It's all in the intention. My family doesn't generally do gift cards, but my brother (a teacher) used to do book tokens/bookshop gift cards when my children were small, having established with me ahead of time that I would make Going To The Bookshop into a proper outing (no fitting it around other errands that didn't interest children, no nagging at them to hurry up, they could choose what they wanted and I wouldn't argue unless they were trying to buy something borderline illegal, hot chocolate and cake in the coffee shop afterwards). My sister on one occasion gave me a gift card because for a month either side of my birthday she was working stupid hours miles from shops and without internet access, but she spelled out that I wasn't to buy household stuff with it, I was to spend it on myself, not on the children, and on a Genuine Treat, like the lipstick brand or face cream that I normally pass by as too expensive, and afterwards I had to tell her what she had got me.

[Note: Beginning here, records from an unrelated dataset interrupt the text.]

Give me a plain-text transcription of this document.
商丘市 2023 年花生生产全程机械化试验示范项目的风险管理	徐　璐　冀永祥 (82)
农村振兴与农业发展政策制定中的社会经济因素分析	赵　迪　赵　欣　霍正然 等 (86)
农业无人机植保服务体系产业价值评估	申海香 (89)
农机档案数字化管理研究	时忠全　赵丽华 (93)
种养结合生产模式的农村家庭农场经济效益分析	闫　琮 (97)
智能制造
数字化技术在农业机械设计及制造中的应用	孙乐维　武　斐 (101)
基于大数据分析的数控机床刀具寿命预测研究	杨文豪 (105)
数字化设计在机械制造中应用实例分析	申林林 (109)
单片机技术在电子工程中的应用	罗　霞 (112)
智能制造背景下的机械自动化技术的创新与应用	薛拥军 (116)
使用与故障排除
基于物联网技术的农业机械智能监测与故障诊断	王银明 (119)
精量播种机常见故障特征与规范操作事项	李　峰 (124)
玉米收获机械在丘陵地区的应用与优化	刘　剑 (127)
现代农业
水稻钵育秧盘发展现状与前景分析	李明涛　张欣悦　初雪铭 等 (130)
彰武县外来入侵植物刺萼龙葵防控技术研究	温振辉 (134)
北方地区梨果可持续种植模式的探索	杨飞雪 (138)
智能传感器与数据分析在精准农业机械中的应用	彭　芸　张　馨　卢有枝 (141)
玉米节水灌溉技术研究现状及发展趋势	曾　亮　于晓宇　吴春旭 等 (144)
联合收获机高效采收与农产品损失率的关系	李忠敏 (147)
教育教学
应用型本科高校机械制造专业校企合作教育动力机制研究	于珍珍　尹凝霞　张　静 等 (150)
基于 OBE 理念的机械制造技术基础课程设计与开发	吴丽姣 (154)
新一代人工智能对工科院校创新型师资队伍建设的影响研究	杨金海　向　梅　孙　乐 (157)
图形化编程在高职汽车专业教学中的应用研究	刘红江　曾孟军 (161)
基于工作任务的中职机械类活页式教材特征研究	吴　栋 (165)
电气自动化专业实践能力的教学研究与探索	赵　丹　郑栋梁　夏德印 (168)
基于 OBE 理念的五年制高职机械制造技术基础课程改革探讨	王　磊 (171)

That same sister gives the Elder Chick a supermarket gift card. He's a student, and her instruction to him is that while he can spend it on own brand pasta and cheap toilet roll if he needs to, she would like him to get something to make himself feel good, whether one packet of expensive biscuits, or an evening's worth of nibbles and snacks for him and his friends on the Dr Who DVD marathon.
My FIL gives him cash and while it's always welcome, both the Chicks know perfectly well that it's because Grandad has no idea what they need or want, and isn't interested in finding out. The Chicks say all that's polite but there's no real warmth on either side. I used to insist that they telephone later to tell Grandad what they had bought, but he wasn't interested in that either and wouldn't maintain the conversation with them.
I suppose what I'm trying to say is that sometimes a gift card is a gift and sometimes it's not.